A total of 1,799,601 pilgrims from outside Saudi Arabia and 989,798 from inside made the Hajj this year, for a total of 2,789,399, said a statement from the department of statistics carried by the official SPA news agency.
The figure is far higher than official estimates given at the beginning of the Hajj, probably due to a flood of pilgrims without permits. Authorities on Sunday put the number of permits issued to Saudis and citizens of other Gulf states at just 200,000.
"We are expelling the devil from our minds," said Marwan Mashah of Jordan, after throwing seven pebbles at the stone structure representing Satan.
Elderly Mohammed Othman, from Egypt, enthusiastically hurled the seven pebbles he had in his pouch, then picked stones up from around him and threw them too.
"I missed the wall with some pebbles," he explained. "I felt I was in an attack on Ibleess."
The stoning has been marred by deadly stampedes in previous years but the Saudi authorities have now revamped the area, expanding the stoning path into a multi-storey bridge.
The structure, which resembles a car park, sits in the middle of a barren valley surrounded by arid rocky hills, is aimed at preventing the kind of crowd control problems that saw 364 people trampled to death in 2006, 251 in 2004 and 1,426 in 1990.
The endless flood of white-robed pilgrims was directed onto various levels by police, who made sure all moved in one direction only and that no one stayed too long. Those taking a seat were hastily moved on.
At the fifth level of the bridge -- the highest -- the crowded entry point eases onto a wide bridge where pilgrims can more easily carry out the stoning rituals.

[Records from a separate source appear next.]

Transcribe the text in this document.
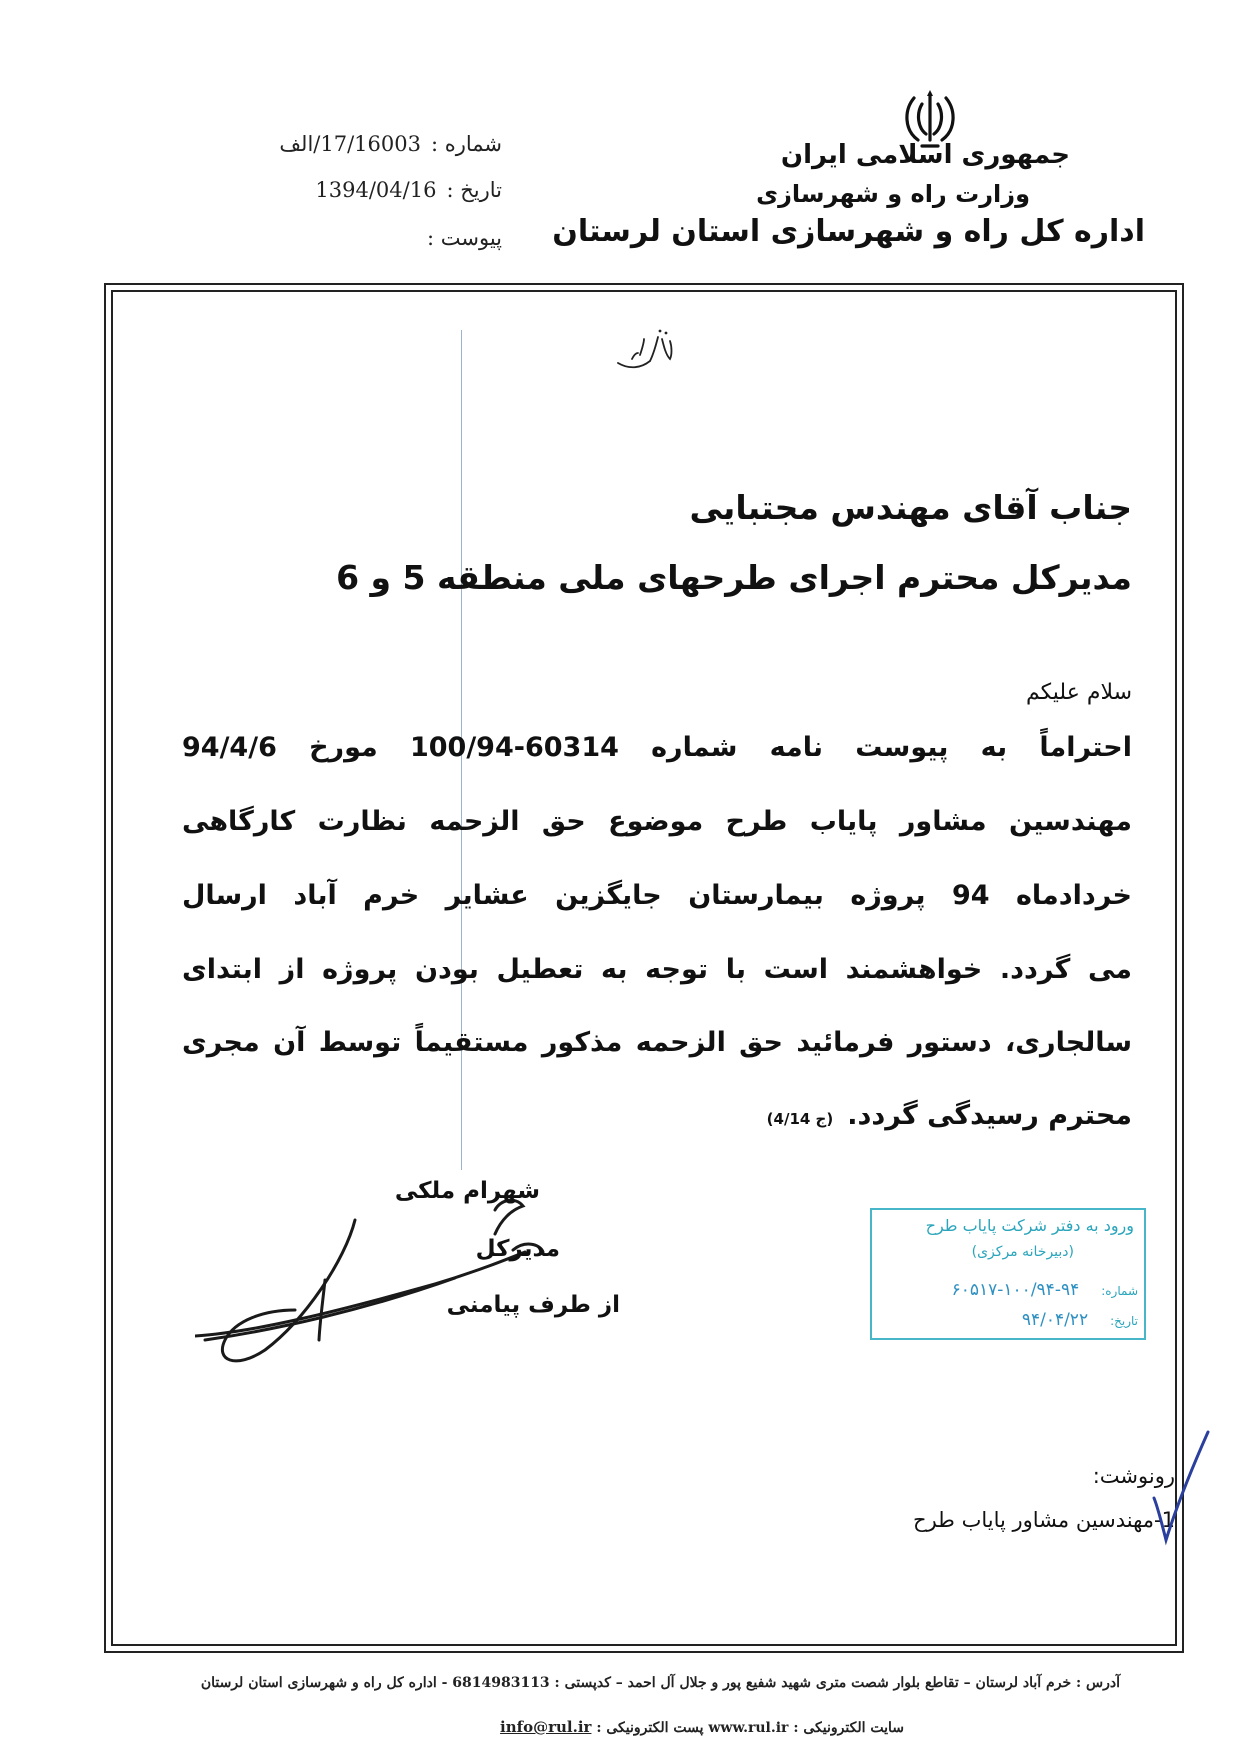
جمهوری اسلامی ایران
وزارت راه و شهرسازی
اداره کل راه و شهرسازی استان لرستان
شماره :17/16003/الف
تاریخ :1394/04/16
پیوست :
جناب آقای مهندس مجتبایی
مدیرکل محترم اجرای طرحهای ملی منطقه 5 و 6
سلام علیکم
احتراماً به پیوست نامه شماره 60314-100/94 مورخ 94/4/6
مهندسین مشاور پایاب طرح موضوع حق الزحمه نظارت کارگاهی
خردادماه 94 پروژه بیمارستان جایگزین عشایر خرم آباد ارسال
می گردد. خواهشمند است با توجه به تعطیل بودن پروژه از ابتدای
سالجاری، دستور فرمائید حق الزحمه مذکور مستقیماً توسط آن مجری
محترم رسیدگی گردد.(ج 4/14)
شهرام ملکی
مدیرکل
از طرف پیامنی
ورود به دفتر شرکت پایاب طرح
(دبیرخانه مرکزی)
شماره:۹۴-۱۰۰/۹۴-۶۰۵۱۷
تاریخ:۹۴/۰۴/۲۲
رونوشت:
1-مهندسین مشاور پایاب طرح
آدرس : خرم آباد لرستان – تقاطع بلوار شصت متری شهید شفیع پور و جلال آل احمد – کدپستی : 6814983113 - اداره کل راه و شهرسازی استان لرستان
سایت الکترونیکی : www.rul.ir پست الکترونیکی : info@rul.ir
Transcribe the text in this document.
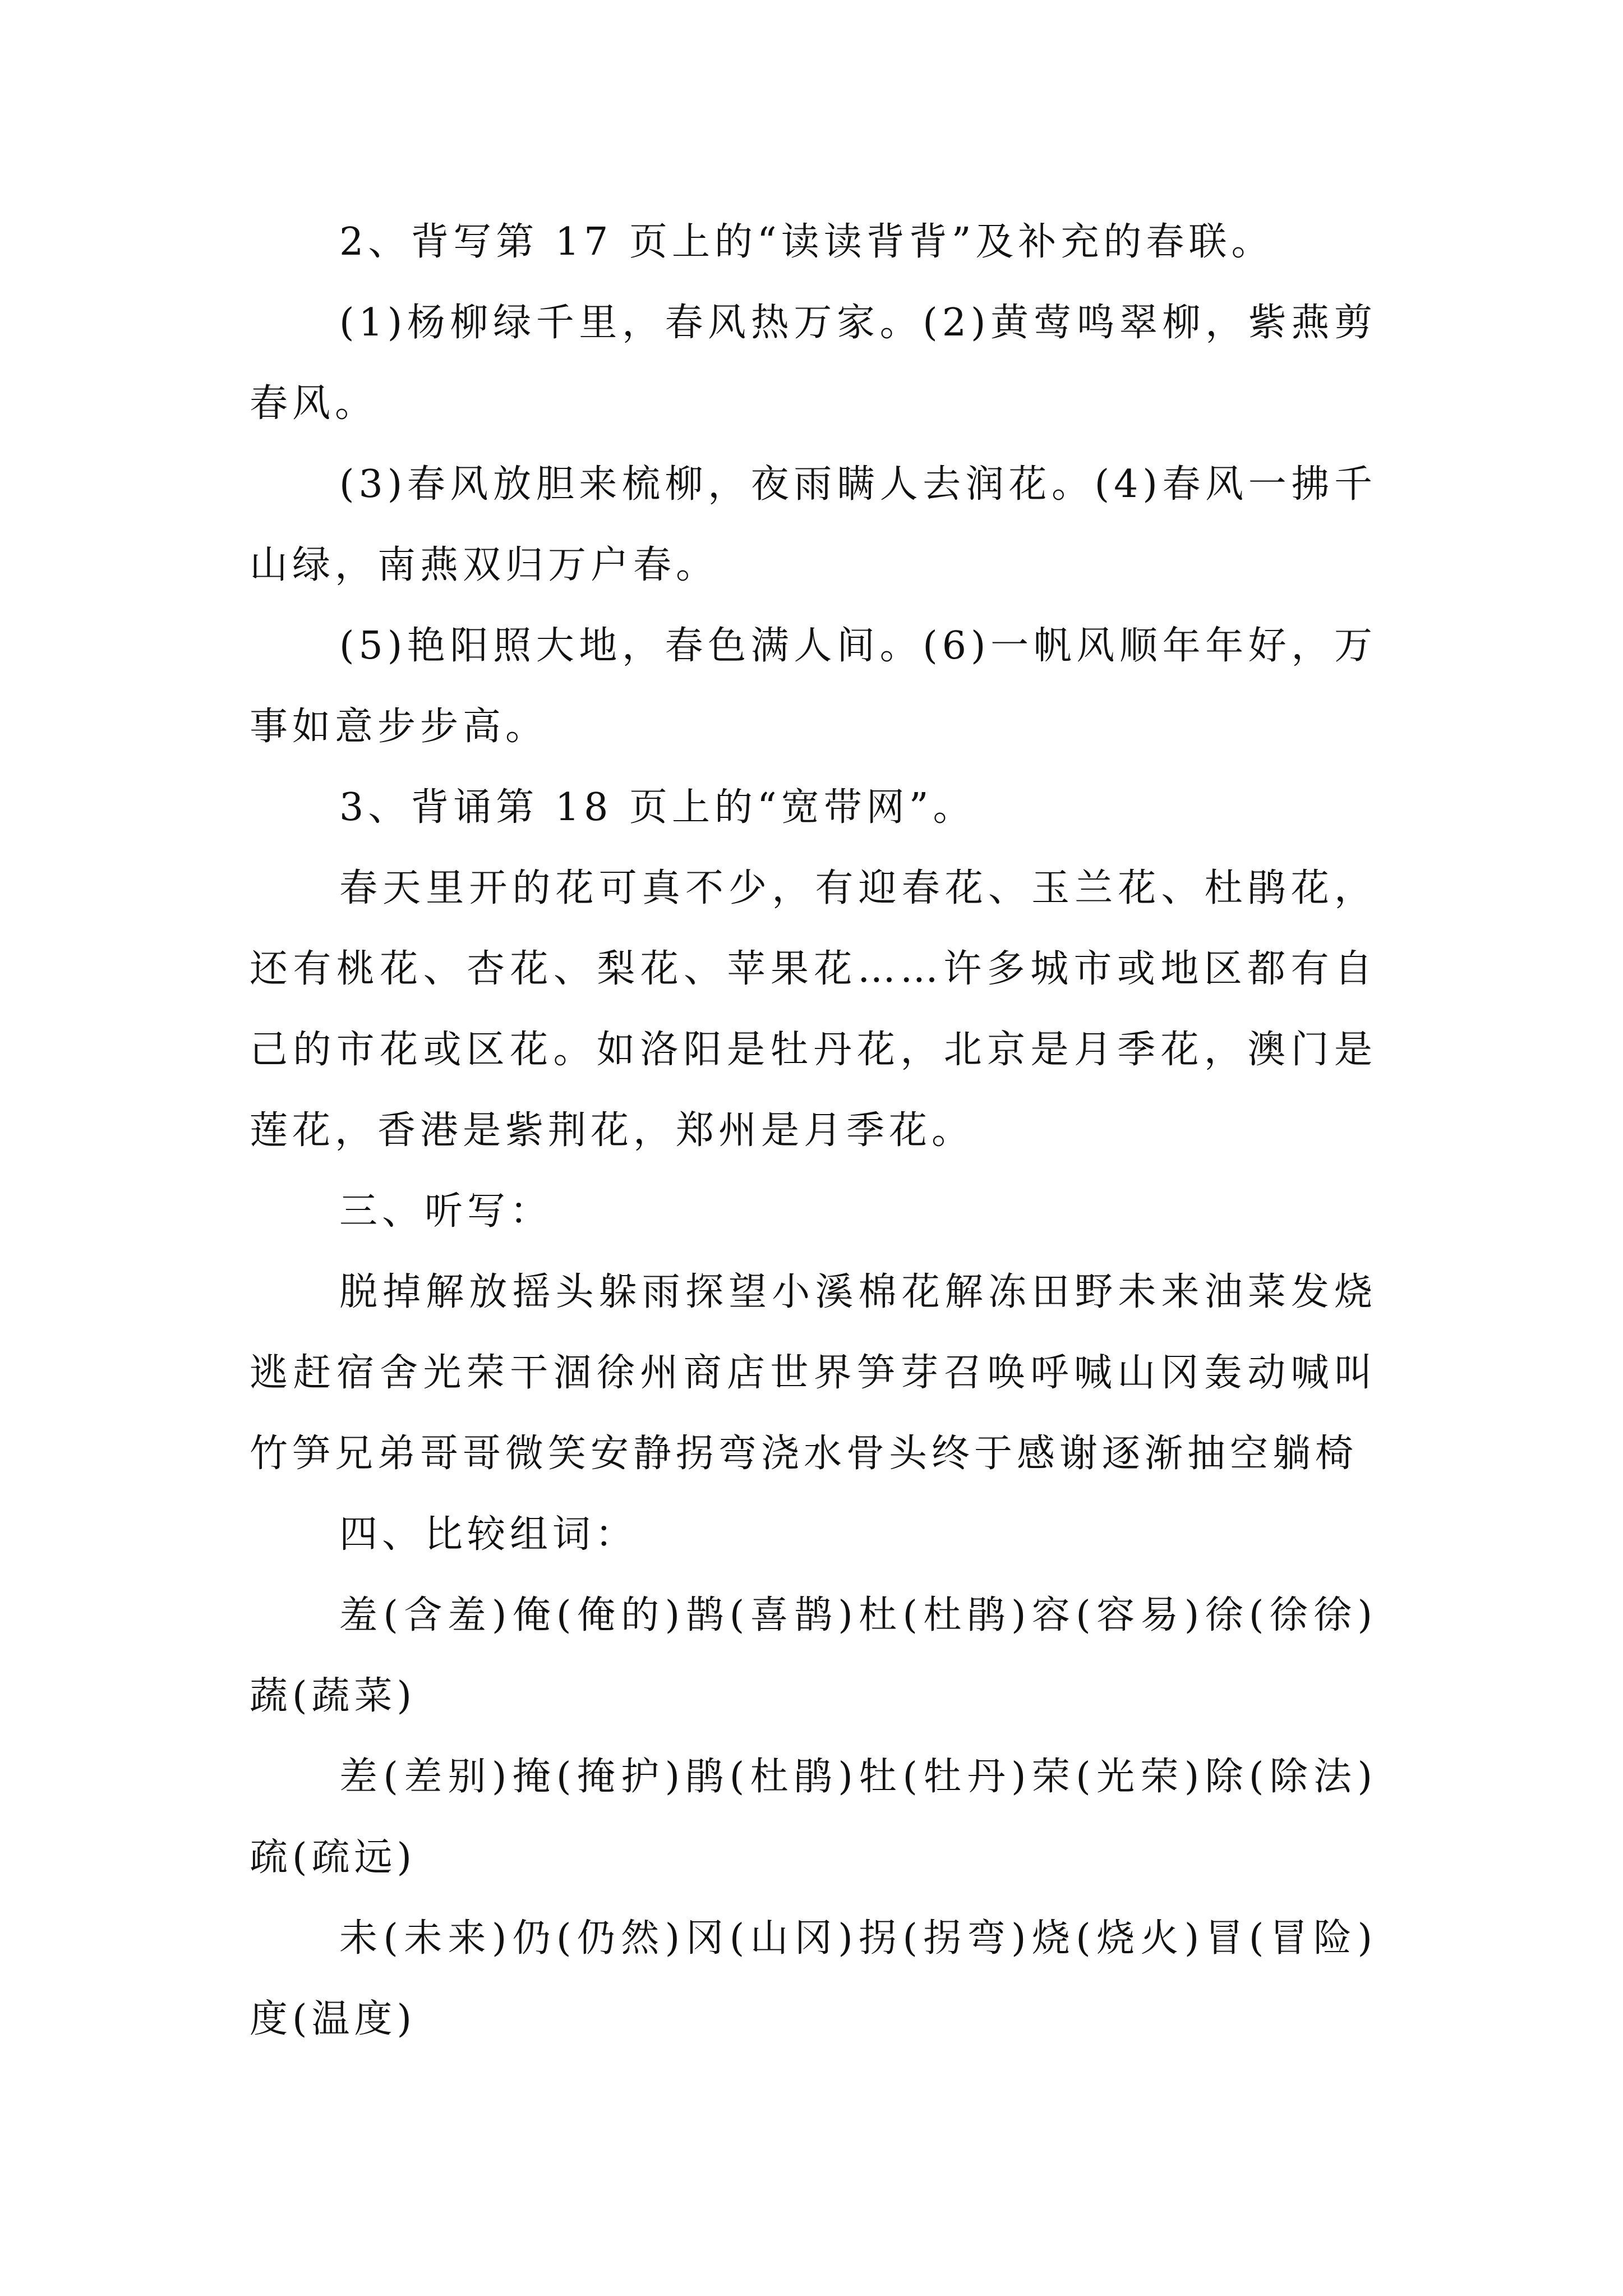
2、背写第 17 页上的“读读背背”及补充的春联。

(1)杨柳绿千里，春风热万家。(2)黄莺鸣翠柳，紫燕剪春风。

(3)春风放胆来梳柳，夜雨瞒人去润花。(4)春风一拂千山绿，南燕双归万户春。

(5)艳阳照大地，春色满人间。(6)一帆风顺年年好，万事如意步步高。

3、背诵第 18 页上的“宽带网”。

春天里开的花可真不少，有迎春花、玉兰花、杜鹃花，还有桃花、杏花、梨花、苹果花……许多城市或地区都有自己的市花或区花。如洛阳是牡丹花，北京是月季花，澳门是莲花，香港是紫荆花，郑州是月季花。

三、听写：

脱掉解放摇头躲雨探望小溪棉花解冻田野未来油菜发烧逃赶宿舍光荣干涸徐州商店世界笋芽召唤呼喊山冈轰动喊叫竹笋兄弟哥哥微笑安静拐弯浇水骨头终于感谢逐渐抽空躺椅

四、比较组词：

羞(含羞)俺(俺的)鹊(喜鹊)杜(杜鹃)容(容易)徐(徐徐)蔬(蔬菜)

差(差别)掩(掩护)鹃(杜鹃)牡(牡丹)荣(光荣)除(除法)疏(疏远)

未(未来)仍(仍然)冈(山冈)拐(拐弯)烧(烧火)冒(冒险)度(温度)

At the exit of the bridge, men who had finished the stoning sat on the pavement shaving each other's heads, or just having a trim. Women cut a finger-tip length of their hair. After the stoning, pilgrims made the ritual sacrifice of an animal, marking the Muslim feast of Eid al-Adha.
The sacrifice is a prophetic tradition, but not a must according to several schools of Islamic thought.
Most pilgrims perform the sacrifice now through special bodies that take care of slaughtering the animals and distribute the meat to needy Muslims around the world.